Cumhurbaşkanlığı seçimi sadece bir mevkiye birini yerleştirmekle sonuçlanacak gibi görünmüyor. Türkiye’nin dünya üzerindeki yerine göre bir yapı oluşturulacağa benziyor. Seçimler genelde yeni bir yapı oluşturmaz, var olan yapıyı kimin yöneteceğini belirler. Seçilenler de kişiler değildir partilerden biridir ve aynı zamanda yönetimin bu kişinin seçilmesini istemesini gerektirmektedir. Bu da sonucu belirler. Bu nedenle aday, halkın hiç tanımadığı biri olabilir ya da bu zatın partiye bağlılığının nereden kaynaklandığı bilinmiyor olabilir. Mesela aday kişi gençliğinde sol bir militan olabilir ama muhafazakar bir partiden seçilebilir. Çünkü amaç genelde bir görüşe hizmet değil kişinin kendisini önem verilen bir mevkiye taşımasıdır. Katılacağı yeri bazen de başka yapılar belirler. Seçim öncesi bazı sermaye sahiplerinin büyük para yardımı yaparak siyasete soktuğu kişiler vardır ve bunlar buna göre davranırlar. Bu sözlerim seçimlerin önemsiz olduğu anlamına gelmemelidir. Ancak seçimler kişileri değil bir düşünceyi iktidara taşır. Bu düşünceyi temsil eden kişi siyasi hareketin lideridir. Her seçim de aynı anlamı taşımaz, önümüzdeki cumhurbaşkanlığı seçimi ülkemizin dünya üzerindeki yerinin halkın tepkisine neden olmadığı anlamını taşıyor. Cumhurbaşkanı ülkedeki bir görüşü değil devleti temsil eder. Bir parti devletin tamamını kapsamadığı için bu kişinin de sadece bir partiyi temsil ettiği düşünülemez.
***
Bu şu anlama gelir: Yapılan seçim sonuçları halkın düşüncesini tam olarak kapsamayabilir ama ülke şartlarına göre oluşan bir düşünceyi temsil eden yapıyı destekler. Buradan şu sonuçlar çıkar: Bir ülkenin sadece devletinin görüşlerine göre yönetildiği gerçeğin örtülü bir ifadesidir. Çünkü dünya şartları bu ülkenin yerinde ve eğiliminde belirleyici rol oynar. Eğer bu şartları göz önüne almaz, kendi siyasi ve kültürel eğilimlerinize uygun davranırsanız dış müdahalelerle karşılanır ve kaybetme ihtimalini yaşarsınız. Mesela çevremizdeki ülkelerden hiçbirine karşı sorun yaratacak bir politika izlemeyiz derseniz en az bir güce karşı tavır almış olursunuz. Çünkü çevremizdeki ülkeler dünya üzerindeki yerlerini kendileri belirleyecek güçte değildir. Bizim şöyle bir görüşümüz var: Bir ülkenin sınırları çizilmişse ve bayrağı varsa, kendi vatandaşları yönetimde rol almışsa bu ülkenin davranışlarını kendisi belirler deriz. Oysa büyük güçler bu ülkeleri yola salınmış taşlar olarak görür ve onu temizlemekle işe başlar. Türkiye son zamanlarda kendisini de bir taş gibi görenlerin yanıldığını göstermeye çalışıyor ve bazı bölge ülkeleriyle ve güçleri ile birlikte olmak istiyor. Yani fetih yerine dostluk kavramı getiriliyor ve dünya şartlarının buna elverişli olduğunu görüyor. Oluşacak bu güç saldırı amacı taşımayacak ve fakat savunma gücü aşılamayacak ve saldıranın kaybı kazancından çok büyük olacaktır, anlamındadır.

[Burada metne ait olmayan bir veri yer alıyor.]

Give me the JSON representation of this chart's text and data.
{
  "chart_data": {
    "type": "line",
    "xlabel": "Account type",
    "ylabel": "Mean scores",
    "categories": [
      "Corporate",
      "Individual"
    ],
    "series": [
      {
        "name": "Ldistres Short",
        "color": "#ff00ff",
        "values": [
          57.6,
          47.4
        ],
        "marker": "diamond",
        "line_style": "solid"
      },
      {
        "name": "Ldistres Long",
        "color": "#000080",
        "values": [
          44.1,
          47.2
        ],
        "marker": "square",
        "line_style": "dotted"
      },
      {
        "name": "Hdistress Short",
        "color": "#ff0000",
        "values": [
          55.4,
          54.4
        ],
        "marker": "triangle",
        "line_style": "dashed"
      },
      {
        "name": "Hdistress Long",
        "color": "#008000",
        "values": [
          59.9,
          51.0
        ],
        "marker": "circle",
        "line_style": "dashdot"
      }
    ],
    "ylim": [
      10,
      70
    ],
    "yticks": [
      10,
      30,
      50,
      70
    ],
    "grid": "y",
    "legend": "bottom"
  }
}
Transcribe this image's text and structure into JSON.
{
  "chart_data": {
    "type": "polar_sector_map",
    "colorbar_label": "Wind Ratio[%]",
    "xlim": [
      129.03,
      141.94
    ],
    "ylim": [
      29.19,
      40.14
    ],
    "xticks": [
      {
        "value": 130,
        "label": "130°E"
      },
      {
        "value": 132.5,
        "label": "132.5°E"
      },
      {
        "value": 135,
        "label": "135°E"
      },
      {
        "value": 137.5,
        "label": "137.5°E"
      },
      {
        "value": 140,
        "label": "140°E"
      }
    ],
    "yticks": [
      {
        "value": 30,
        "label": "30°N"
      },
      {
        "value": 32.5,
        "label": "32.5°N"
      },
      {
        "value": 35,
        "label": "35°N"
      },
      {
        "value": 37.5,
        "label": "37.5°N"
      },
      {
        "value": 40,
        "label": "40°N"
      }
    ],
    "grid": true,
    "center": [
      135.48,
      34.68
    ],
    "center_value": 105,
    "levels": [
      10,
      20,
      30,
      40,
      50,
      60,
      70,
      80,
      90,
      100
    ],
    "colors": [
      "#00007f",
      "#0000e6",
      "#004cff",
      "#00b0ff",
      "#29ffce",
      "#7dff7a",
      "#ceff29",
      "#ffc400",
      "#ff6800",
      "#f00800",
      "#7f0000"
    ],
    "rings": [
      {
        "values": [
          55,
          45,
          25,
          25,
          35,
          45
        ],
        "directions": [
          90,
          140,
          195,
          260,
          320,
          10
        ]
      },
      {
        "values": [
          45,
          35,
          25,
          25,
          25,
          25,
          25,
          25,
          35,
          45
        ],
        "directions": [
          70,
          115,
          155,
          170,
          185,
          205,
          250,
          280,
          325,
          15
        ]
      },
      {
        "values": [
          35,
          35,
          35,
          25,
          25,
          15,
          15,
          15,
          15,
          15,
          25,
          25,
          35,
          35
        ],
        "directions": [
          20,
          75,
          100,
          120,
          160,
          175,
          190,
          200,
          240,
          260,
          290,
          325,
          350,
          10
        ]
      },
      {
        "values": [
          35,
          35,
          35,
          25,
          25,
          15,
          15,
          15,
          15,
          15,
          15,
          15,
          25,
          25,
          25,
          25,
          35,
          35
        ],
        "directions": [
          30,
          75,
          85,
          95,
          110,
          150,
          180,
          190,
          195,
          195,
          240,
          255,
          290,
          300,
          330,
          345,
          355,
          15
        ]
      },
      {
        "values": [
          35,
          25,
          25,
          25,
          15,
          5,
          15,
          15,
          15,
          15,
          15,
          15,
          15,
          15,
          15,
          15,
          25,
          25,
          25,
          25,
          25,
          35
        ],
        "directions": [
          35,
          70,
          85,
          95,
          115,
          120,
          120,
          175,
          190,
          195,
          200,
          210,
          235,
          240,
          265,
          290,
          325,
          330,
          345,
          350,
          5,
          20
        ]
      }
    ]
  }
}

Bu nedenle seçimlerde kazanan kişi ya da parti değil ülkenin hangi konumdan yana olacağı önemlidir. Türkiye kurulduğu zamanda büyük bir zafer elde etmiştir. Bu zafer inanıldığı gibi askeri değil siyasi ve akli bir zaferdir. Bugüne kadar kimseyi rahatsız etmemeye çalıştık ama bugün karar verebilecek bir yapıya kavuşacağız ve gücümüzü göstermek yerine insanlığa nasıl hizmet edileceğini göstereceğiz. Bu görüşüm birçok kişiye ters gelebilir. Onlar başarının karşı tarafı savaşarak yenmek olduğunu düşünseler bile ben , dünyanın bir akılla yönetilmesinden yanayım. Kimse diğerlerini köle gibi kullanmayacaktır.